Posted by on Fri, August 5, 2005

2.3% of the housing units in San Mateo County are priced below market. But 8.1% of housing units in Half Moon Bay are priced below market.

On Wednesday the Half Moon Bay Review called the lack of affordable housing "the elephant in the room". They tell us that while 85 percent of county residents can’t afford to buy a home here, only 10% of new housing development is set aside for low-income residents.

I support setting aside a lot more than 10% of our maximum allowable growth each year for affordable housing. It’s the right thing to do and it’s good for the community in all kinds of ways. But we need to do it within the limits on growth that the community has agreed are reasonable.

Half Moon Bay is doing its share

You might infer from the Review’s editorial that Half Moon Bay isn’t doing its share to solve the problem of affordable housing. You’d be wrong.  According to the The Housing Leadership Council of San Mateo County, an affordable housing organization, 2.3% of the housing units in San Mateo County are priced below market. But 8.1% of housing units in Half Moon Bay (350 out of 4,325) are priced below market.

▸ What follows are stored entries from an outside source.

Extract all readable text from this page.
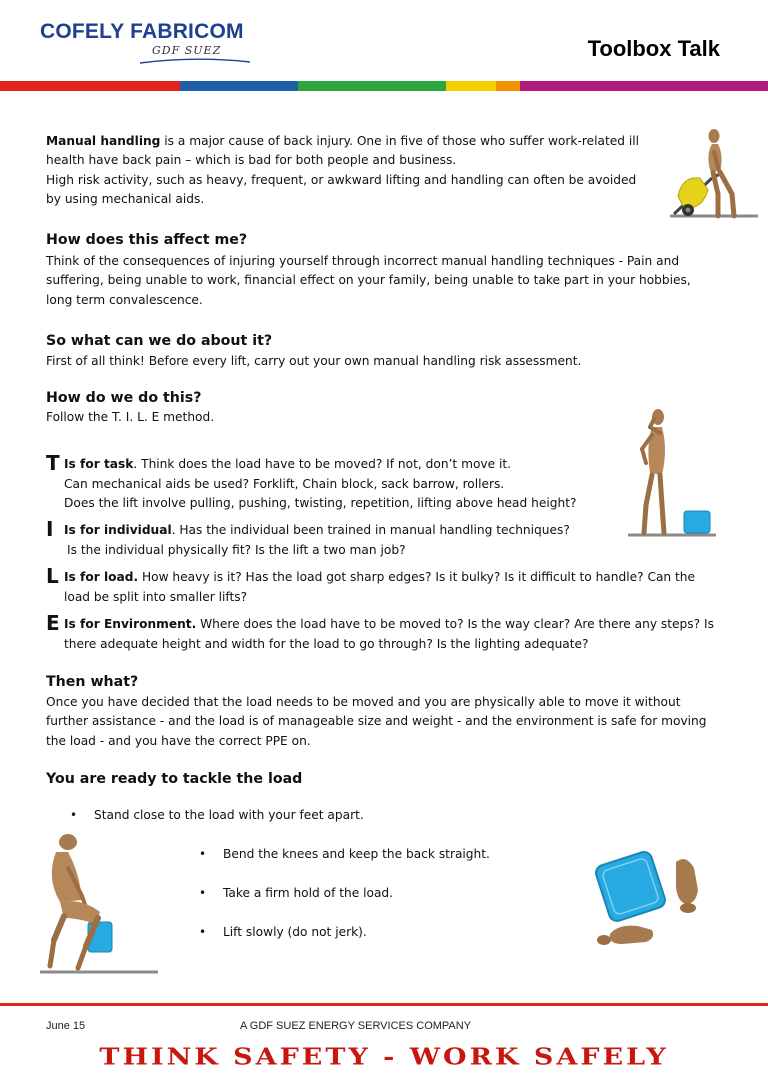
COFELY FABRICOM
GDF SUEZ	Toolbox Talk
Manual handling is a major cause of back injury. One in five of those who suffer work-related ill
health have back pain – which is bad for both people and business.
High risk activity, such as heavy, frequent, or awkward lifting and handling can often be avoided
by using mechanical aids.
How does this affect me?
Think of the consequences of injuring yourself through incorrect manual handling techniques - Pain and
suffering, being unable to work, financial effect on your family, being unable to take part in your hobbies,
long term convalescence.
So what can we do about it?
First of all think! Before every lift, carry out your own manual handling risk assessment.
How do we do this?
Follow the T. I. L. E method.
T Is for task. Think does the load have to be moved? If not, don’t move it.
Can mechanical aids be used? Forklift, Chain block, sack barrow, rollers.
Does the lift involve pulling, pushing, twisting, repetition, lifting above head height?
I Is for individual. Has the individual been trained in manual handling techniques?
Is the individual physically fit? Is the lift a two man job?
L Is for load. How heavy is it? Has the load got sharp edges? Is it bulky? Is it difficult to handle? Can the
load be split into smaller lifts?
E Is for Environment. Where does the load have to be moved to? Is the way clear? Are there any steps? Is
there adequate height and width for the load to go through? Is the lighting adequate?
Then what?
Once you have decided that the load needs to be moved and you are physically able to move it without
further assistance - and the load is of manageable size and weight - and the environment is safe for moving
the load - and you have the correct PPE on.
You are ready to tackle the load
• Stand close to the load with your feet apart.
• Bend the knees and keep the back straight.
• Take a firm hold of the load.
• Lift slowly (do not jerk).
June 15	A GDF SUEZ ENERGY SERVICES COMPANY
THINK SAFETY - WORK SAFELY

Because of its contribution to affordable housing, Half Moon Bay was the second-fastest growing city in the county, with 2.6% growth

You may be thinking, "Wait a minute! Doesn’t Half Moon Bay have a 1% growth cap?"It does have a cap, but it makes exceptions for affordable housing.  In addition to the 1% legally-allowed growth, the city exempted another 1.4% in affordable senior housing.

What’s going on here?

Affordable housing has a posse

The government has used a wide variety of carrots and sticks to create economic incentives to build affordable housing. This has worked and this is generally a good thing.

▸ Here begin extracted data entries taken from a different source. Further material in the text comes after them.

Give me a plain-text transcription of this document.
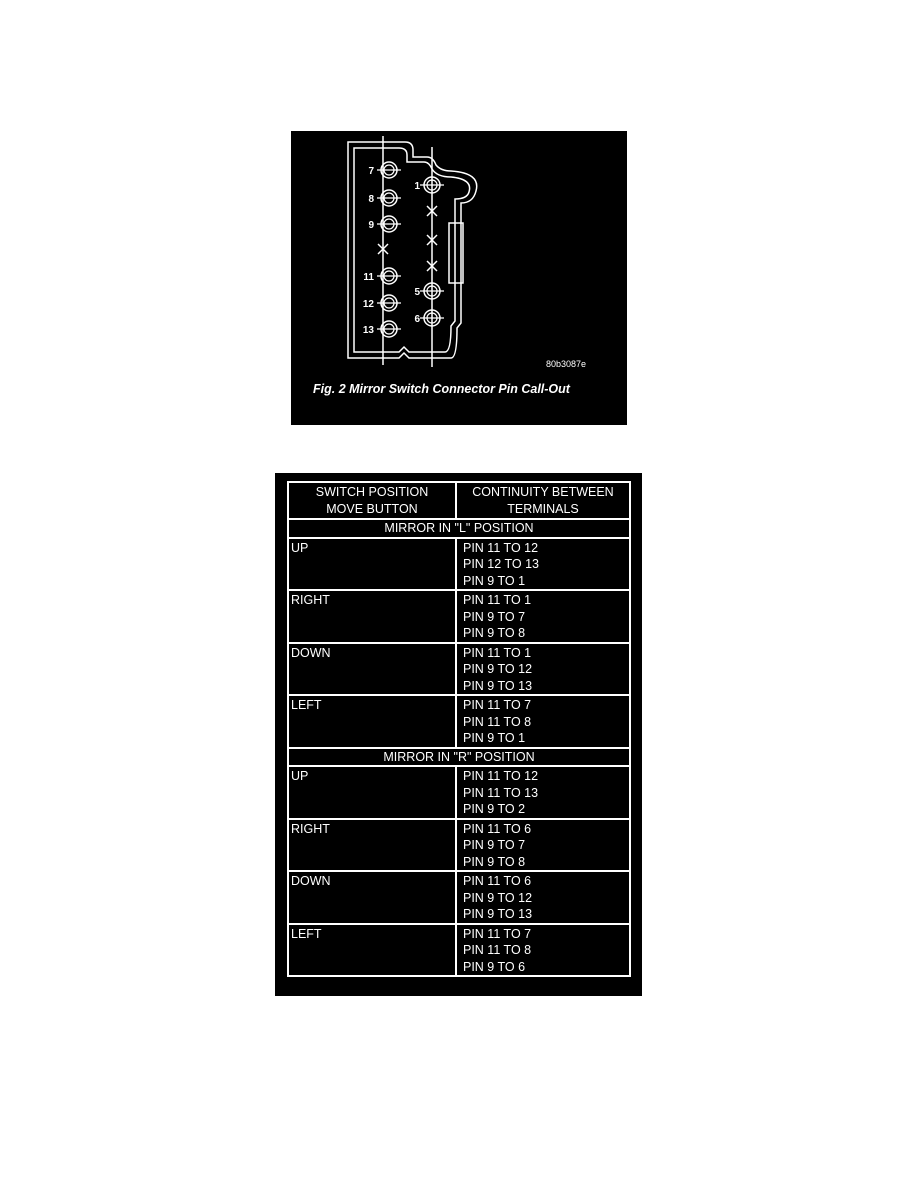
7
8
9
11
12
13
1
5
6
80b3087e
Fig. 2 Mirror Switch Connector Pin Call-Out
SWITCH POSITION
MOVE BUTTON	CONTINUITY BETWEEN
TERMINALS

MIRROR IN "L" POSITION	
UP	PIN 11 TO 12
PIN 12 TO 13
PIN 9 TO 1

RIGHT	PIN 11 TO 1
PIN 9 TO 7
PIN 9 TO 8

DOWN	PIN 11 TO 1
PIN 9 TO 12
PIN 9 TO 13

LEFT	PIN 11 TO 7
PIN 11 TO 8
PIN 9 TO 1

MIRROR IN "R" POSITION	
UP	PIN 11 TO 12
PIN 11 TO 13
PIN 9 TO 2

RIGHT	PIN 11 TO 6
PIN 9 TO 7
PIN 9 TO 8

DOWN	PIN 11 TO 6
PIN 9 TO 12
PIN 9 TO 13

LEFT	PIN 11 TO 7
PIN 11 TO 8
PIN 9 TO 6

This approach has made some strange bedfellows. In addition to the community organizers you’d expect to be pushing hard for affordable housing, there is also a broad coalition of real estate agents, big banks with mortgage businesses, developers, land owners, and construction unions.

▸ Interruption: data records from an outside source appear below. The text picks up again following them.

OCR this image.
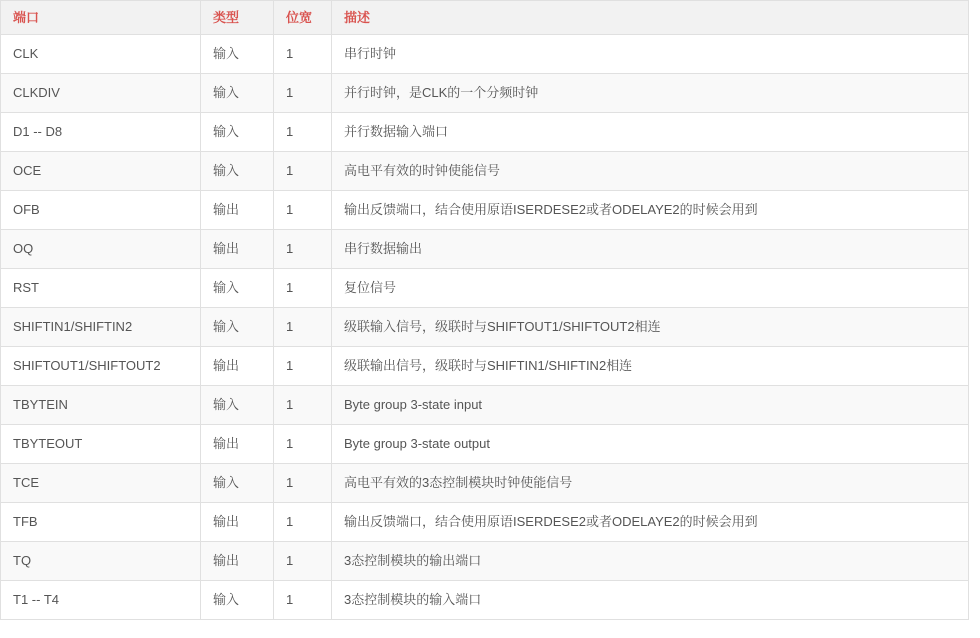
端口	类型	位宽	描述
CLK	输入	1	串行时钟
CLKDIV	输入	1	并行时钟，是CLK的一个分频时钟
D1 -- D8	输入	1	并行数据输入端口
OCE	输入	1	高电平有效的时钟使能信号
OFB	输出	1	输出反馈端口，结合使用原语ISERDESE2或者ODELAYE2的时候会用到
OQ	输出	1	串行数据输出
RST	输入	1	复位信号
SHIFTIN1/SHIFTIN2	输入	1	级联输入信号，级联时与SHIFTOUT1/SHIFTOUT2相连
SHIFTOUT1/SHIFTOUT2	输出	1	级联输出信号，级联时与SHIFTIN1/SHIFTIN2相连
TBYTEIN	输入	1	Byte group 3-state input
TBYTEOUT	输出	1	Byte group 3-state output
TCE	输入	1	高电平有效的3态控制模块时钟使能信号
TFB	输出	1	输出反馈端口，结合使用原语ISERDESE2或者ODELAYE2的时候会用到
TQ	输出	1	3态控制模块的输出端口
T1 -- T4	输入	1	3态控制模块的输入端口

Many of these groups have a strong interest in using affordable housing as a wedge to pry apart existing growth limits. This strategy puts supporters of growth limits in the awkward, but misleading, position of appearing to oppose affordable housing.

You can also see that strategy at work in the unincorporated Coastide. Just one example in the last few months is the Review’s coverage of efforts to exempt caretaker units from growth limits.

The Coastside can’t solve the county’s housing problem

The city of Half Moon Bay, and the unincorporated Coastside, can’t solve the county’s housing problem.  There are a quarter-million homes in San Mateo County, and 5,774 of them are affordable. That’s right, San Mateo County’s existing, inadequate, supply of affordable housing is 169% of the total housing in Half Moon Bay.

So, when people tell you they support affordable housing, be sure to ask them what they think we should do about it. Ask them specifically whether they would set aside a portion of our mandated growth rate, or whether they would exempt affordable housing from the limits. If they say that some affordable housing should be exempted, ask them how much.

And when they say, as the Review said last week, "we must stop fighting among ourselves and tackle these problems before they tackle us", watch your back.

I challenge the Review to tell us how they think we should tackle the problem within the context of our community growth limits. As always, they’re welcome to post their answers as a comment on this story—the fastest way to get their answer to the community—or to take it up on their editorial pages. They don’t even have to mention Coastsider.


This is a very well-thought and challenging editorial. Exactly the kind of writing you can’t find in the mainstream press. Kudos.